|tom panzarella on Sun, 22 Apr 2001 18:43:14 -0400|
As far as another JRE besides IBM's and Blackdown's you can get Sun's. Here is a link to the full on Java SDK from Javasoft's website: http://java.sun.com/j2se/1.3/download-linux.html
This includes a Java Runtime Environment as well as all of the developer tools that you need to have in order to write Java applications. (You probably saw on a thread we had going last week that a few of us have experienced Sun's JDK not working on the new Red Hat 7.1 distribution ... this is actually noted in the distro's RELEASE NOTES ... IBM's did work ... I prefer to use Sun's which is why I'm sticking with RH6.2 for now but that's not the point of this thread...)

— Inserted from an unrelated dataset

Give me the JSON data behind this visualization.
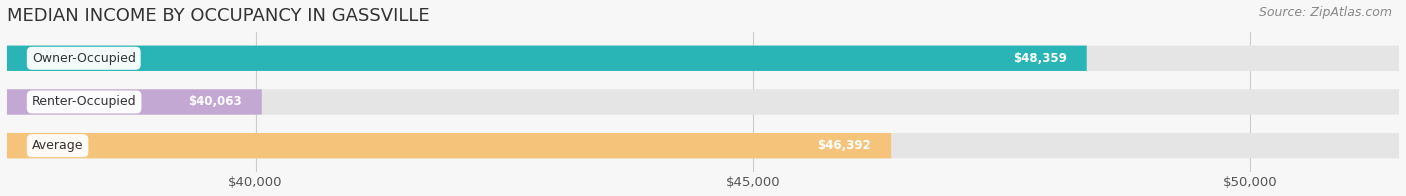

As far as getting the source to the JRE class files, you officially can't get it (as far as I know) but there is a really slick Java decompiler that you can get for free called JAD (JAva Decompiler):
So here is an expample of getting to source code to one of the "official" Java classes (I'm not too sure of what your mileage is with Java so, I'm sorry if this seems too elementary ... I will assume nothing):
Assume your JDK is installed in /usr/local/jdk1.3 ...

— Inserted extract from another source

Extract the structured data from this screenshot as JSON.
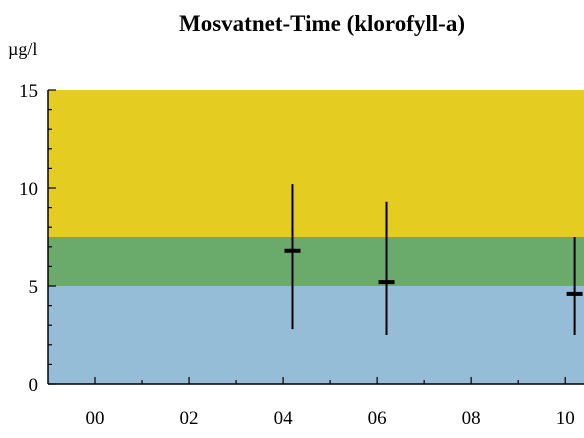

The Java runtime class files are kept in a JAR (Java ARchive) file located in /usr/local/jdk1.3/jre/lib/rt.jar. Jar files are very similar to Unix tar files, and the JDK comes with a tool called "jar" (located in /usr/local/jdk1.3/bin/ ... I recommend you put this directory in your $PATH environment variable). In a nutshell, the jar tool is used to create .jar files as well as extract files from a jar. So I'd recommend copying /usr/local/jdk1.3/jre/lib/rt.jar to ~/java_temp/ (or some other appropriate directory you can play around in). Then use the jar tool to extract the .class files from the jar:
[you@yourhost java_temp]$ jar xvf rt.jar
Once you do this, the directory structure that is created will reflect the directory structure of the packages that the java .class files are located in. So for example assume you wanted to look at the source code for Sun's implementation of a UnixFileSystem object -- the UnixFileSystem.class is located in the package "java.io", so change to that directory:
[you@yourhost java_temp]$ cd java/io/ [you@yourhost io]$ pwd /home/you/java_temp/java/io [you@yourhost io]$
Now in that directory are all of the classes that live in the java.io package. So lets get the source to UnixFileSystem.class using jad:
[you@yourhost io]$ jad -p UnixFileSystem.class > UnixFileSystem.java
I would recommend putting the jad binary somewhere in your $PATH (I have mine in /usr/local/bin). The "-p" flag tells jad to send output to STDOUT which I'm just redirecting to a java source file. Now you have the source to Sun's implementation of a UnixFileSystem object! Definitely read the notes on the Jad website if you are going to use it for anything *real*. Last I looked hard at the jad website (which was a long time ago) it had said that jad had a hard time handling anonymouns inner classes which is something that is very typically used in writing event handlers for GUI applications using the JFC (Swing classes).
In a nutshell, I'd personally recommend using Sun's Java implementation (for no other reason than personal preference). And to play around with looking at other people's Java source code, "jad" can be a handy little tool at times. I hope this helps.
So the other day I wanted to play some Java games in Konqueror. I'd heard of Blackdown before (used it to run Oracle's OUI), so I downloaded it and installed it. Then I realized that I didn't see source on their web site or their ftp site. I went looking around, on Freshmeat and such, and the only other JRE I found was IBM's (and I don't think you can get the source to that one, either).